Ночное небо Нью-Йорка засыпали звёзды. Тихо. Точно в лесу. По улице медленно двигались машины. Люди спешили домой. И подгоняемые ночным ветром, они не подозревали ни о чём.
Часть 4
Наконец, в Бруклине наступила ночь. Холодный ветер сотрясал мосты. Перенесёмся на всё тот же четвёртый этаж многоквартирного дома. И если приглядеться ближе к шторам, то за ними можно увидеть небольшую железную ванночку, а рядом с ней — Викторику. Прижав полотенце к груди, она легко выскальзывает из красных одежд, но светлые ступни единственное, что удаётся разглядеть.
Что насчёт Кадзуи…
Раньше для того, чтобы просто помыться ему приходилось искать плашки из-под риса. Приноровившись, Кадзуя стал использовать любые ёмкости, в которых разбавлял кипяток.
— Как ощущения, Викторика?
— Ах! Спасибо… Я благодарна.
— Я, правда, волнуюсь, не слишком ли большая ванна?
— Слушай, я вот никогда над тобой не издевалась. А ты, напротив, становишься грубее изо дня в день. — ответила Викторика, скрывшись за ширмой и неторопливо раздеваясь. За шумом проследовало спокойствие, плеск воды.
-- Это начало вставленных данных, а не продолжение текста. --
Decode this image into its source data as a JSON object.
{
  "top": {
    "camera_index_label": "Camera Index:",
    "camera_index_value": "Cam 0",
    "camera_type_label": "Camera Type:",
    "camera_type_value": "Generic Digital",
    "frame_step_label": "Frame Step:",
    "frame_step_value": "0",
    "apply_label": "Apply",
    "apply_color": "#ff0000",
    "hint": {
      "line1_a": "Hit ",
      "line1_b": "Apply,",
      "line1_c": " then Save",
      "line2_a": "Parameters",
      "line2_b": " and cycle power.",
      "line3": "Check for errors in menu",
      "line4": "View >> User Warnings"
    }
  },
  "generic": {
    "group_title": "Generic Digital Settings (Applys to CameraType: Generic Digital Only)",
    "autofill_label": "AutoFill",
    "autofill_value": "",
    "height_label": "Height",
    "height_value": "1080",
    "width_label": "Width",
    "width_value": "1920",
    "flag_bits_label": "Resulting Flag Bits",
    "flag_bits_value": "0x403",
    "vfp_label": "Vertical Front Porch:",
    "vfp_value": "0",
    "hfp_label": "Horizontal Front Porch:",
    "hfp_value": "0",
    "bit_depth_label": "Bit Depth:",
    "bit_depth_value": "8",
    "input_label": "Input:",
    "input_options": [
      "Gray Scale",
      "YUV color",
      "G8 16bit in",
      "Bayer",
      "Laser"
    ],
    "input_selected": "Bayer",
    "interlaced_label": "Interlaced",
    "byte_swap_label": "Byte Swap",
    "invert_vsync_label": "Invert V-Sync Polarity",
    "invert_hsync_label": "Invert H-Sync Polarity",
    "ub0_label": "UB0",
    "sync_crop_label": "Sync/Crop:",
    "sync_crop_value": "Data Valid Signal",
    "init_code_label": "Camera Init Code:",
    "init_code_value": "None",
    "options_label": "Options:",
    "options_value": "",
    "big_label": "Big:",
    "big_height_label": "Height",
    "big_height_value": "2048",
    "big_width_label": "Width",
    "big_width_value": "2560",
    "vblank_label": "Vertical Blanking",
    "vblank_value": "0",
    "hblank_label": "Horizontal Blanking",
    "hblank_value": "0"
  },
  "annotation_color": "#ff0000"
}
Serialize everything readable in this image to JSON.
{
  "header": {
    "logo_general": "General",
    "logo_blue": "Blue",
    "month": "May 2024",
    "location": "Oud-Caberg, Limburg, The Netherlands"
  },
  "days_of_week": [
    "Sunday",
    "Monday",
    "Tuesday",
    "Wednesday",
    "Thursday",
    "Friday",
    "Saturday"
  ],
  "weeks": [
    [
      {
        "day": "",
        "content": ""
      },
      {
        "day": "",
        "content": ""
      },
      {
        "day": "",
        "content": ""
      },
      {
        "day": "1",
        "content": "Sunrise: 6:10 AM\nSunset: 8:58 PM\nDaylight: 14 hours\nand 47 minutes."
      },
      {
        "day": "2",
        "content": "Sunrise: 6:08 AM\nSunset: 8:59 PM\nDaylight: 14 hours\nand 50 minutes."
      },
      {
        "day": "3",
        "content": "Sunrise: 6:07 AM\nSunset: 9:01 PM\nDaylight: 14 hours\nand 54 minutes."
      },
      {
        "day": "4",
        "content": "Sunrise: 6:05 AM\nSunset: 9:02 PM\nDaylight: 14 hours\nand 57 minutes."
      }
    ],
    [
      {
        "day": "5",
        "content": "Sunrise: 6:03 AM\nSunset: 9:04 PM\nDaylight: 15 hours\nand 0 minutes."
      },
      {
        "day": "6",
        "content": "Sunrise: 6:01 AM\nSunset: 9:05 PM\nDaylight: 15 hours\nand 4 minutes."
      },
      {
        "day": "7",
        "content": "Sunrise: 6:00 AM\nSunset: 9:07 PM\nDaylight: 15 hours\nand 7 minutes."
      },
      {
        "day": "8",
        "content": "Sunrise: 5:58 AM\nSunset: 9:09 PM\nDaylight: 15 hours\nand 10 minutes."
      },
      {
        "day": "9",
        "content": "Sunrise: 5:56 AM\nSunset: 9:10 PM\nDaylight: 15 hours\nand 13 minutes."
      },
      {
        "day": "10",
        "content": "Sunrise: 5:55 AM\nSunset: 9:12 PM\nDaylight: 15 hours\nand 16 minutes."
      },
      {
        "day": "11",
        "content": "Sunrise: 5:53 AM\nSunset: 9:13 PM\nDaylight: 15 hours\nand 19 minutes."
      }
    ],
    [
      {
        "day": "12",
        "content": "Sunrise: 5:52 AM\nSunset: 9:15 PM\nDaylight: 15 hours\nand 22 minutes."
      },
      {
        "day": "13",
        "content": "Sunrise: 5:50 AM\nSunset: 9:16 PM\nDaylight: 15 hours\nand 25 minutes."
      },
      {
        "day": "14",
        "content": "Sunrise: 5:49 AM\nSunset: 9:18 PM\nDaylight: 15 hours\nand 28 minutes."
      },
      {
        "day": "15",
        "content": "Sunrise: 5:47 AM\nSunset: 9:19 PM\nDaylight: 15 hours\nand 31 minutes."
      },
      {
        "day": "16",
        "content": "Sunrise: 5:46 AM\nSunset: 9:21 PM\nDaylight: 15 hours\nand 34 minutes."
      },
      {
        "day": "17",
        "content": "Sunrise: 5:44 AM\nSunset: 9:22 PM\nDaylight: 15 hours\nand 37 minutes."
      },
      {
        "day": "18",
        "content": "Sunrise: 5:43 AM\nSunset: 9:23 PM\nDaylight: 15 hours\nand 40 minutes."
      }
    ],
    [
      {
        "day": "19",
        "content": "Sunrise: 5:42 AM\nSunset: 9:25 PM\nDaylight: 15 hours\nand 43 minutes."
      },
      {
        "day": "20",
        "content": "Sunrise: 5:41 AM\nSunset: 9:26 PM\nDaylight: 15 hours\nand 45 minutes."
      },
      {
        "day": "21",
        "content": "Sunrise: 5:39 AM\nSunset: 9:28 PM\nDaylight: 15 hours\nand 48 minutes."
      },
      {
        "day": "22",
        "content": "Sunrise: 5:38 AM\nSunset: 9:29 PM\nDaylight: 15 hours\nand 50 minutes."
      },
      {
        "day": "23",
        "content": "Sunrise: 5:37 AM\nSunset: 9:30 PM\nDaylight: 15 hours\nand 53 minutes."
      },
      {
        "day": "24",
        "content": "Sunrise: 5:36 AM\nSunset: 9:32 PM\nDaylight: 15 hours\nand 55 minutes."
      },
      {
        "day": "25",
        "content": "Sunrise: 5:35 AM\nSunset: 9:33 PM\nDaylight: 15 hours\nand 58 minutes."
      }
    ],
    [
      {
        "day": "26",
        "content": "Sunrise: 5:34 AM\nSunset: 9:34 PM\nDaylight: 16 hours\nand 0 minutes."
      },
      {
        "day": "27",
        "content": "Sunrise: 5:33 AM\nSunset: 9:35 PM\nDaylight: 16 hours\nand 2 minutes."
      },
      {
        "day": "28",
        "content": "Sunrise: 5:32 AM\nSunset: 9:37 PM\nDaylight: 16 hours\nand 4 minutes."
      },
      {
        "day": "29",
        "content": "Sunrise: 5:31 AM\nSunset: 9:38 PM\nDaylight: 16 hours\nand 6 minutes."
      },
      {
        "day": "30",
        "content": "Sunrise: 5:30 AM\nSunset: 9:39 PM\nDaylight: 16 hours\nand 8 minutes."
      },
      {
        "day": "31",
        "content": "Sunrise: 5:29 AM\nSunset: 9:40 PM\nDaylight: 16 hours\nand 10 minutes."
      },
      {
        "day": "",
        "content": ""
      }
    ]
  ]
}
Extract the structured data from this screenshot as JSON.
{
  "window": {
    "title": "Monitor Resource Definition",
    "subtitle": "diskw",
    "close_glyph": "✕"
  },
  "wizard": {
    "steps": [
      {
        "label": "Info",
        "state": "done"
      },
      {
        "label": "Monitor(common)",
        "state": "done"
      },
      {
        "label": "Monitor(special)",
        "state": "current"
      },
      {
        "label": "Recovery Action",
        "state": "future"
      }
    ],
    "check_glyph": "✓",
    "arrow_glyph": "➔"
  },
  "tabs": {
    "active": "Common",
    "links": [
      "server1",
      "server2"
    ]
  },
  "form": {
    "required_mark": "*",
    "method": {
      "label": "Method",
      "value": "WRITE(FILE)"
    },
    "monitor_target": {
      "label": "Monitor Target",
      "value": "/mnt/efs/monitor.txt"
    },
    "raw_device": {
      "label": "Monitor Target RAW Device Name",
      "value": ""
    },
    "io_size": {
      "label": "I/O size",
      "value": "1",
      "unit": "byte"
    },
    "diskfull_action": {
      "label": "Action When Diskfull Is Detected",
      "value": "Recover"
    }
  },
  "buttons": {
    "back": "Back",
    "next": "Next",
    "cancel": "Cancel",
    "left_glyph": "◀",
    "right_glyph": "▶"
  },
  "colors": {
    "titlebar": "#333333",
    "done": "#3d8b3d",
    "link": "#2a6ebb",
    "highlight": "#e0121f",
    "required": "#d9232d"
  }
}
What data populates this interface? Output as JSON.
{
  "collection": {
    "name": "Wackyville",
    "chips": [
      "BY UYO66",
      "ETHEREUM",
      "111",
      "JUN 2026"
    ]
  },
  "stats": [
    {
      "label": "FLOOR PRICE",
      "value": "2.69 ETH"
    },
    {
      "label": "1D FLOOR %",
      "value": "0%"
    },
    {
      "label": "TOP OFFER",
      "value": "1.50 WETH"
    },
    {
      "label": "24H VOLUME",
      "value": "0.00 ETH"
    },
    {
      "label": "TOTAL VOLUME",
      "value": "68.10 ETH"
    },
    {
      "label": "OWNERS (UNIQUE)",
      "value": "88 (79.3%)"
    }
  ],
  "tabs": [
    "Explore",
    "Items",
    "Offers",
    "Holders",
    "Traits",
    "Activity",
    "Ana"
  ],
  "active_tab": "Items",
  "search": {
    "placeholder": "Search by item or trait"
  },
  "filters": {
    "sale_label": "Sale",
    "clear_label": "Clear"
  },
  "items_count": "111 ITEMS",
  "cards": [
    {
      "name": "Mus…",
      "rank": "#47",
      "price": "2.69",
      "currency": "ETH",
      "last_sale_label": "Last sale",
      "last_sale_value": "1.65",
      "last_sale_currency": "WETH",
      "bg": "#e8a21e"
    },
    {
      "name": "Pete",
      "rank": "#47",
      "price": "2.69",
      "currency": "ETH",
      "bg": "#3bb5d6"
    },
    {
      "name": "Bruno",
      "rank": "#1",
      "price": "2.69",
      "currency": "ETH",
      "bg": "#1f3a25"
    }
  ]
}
Кадзуя занял кухонный стол напротив в надежде поработать в тишине. Но надежды не оправдались.
— Как же я люблю ванну…
За ширмой послышалось пение. Уж чего-чего, а такого Кадзуя и не думал услышать.
— Не сочти за колкость, но…
— Что?
— Оставь немного воды своему верному слуге, пожалуйста. — Кадзуя приступил к изучению дневных записей.
— Ну… — проскрипела зубами Викторика. — Эй, Кудзё, не молчи! Скучно становится. Расскажи что-нибудь интересное.
— Викторика…
— Ты знаешь, скука меня убивает.
— Каждый день одно и тоже… Ладно. Итак, — отвлёкся от дел Кадзуя, — Ты слышала о докторе Брейде? Он сейчас на волне популярности.
От горячей воды ширма размокла, послышался вздох. Кадзуя предусмотрительно отвернулся.
— Знаю ли я этого лжеучёного с его психоанализом? Разумеется, знаю.
— А откуда?
— В мире нет ничего сокрытого от меня.
— И, хотя Брейд говорил, что его работа связана с психикой, я так и не понял, кто он такой.
— Потому что ты обычный человек. — пропела Викторика ангельским голосом.
— Вот и всё объяснение?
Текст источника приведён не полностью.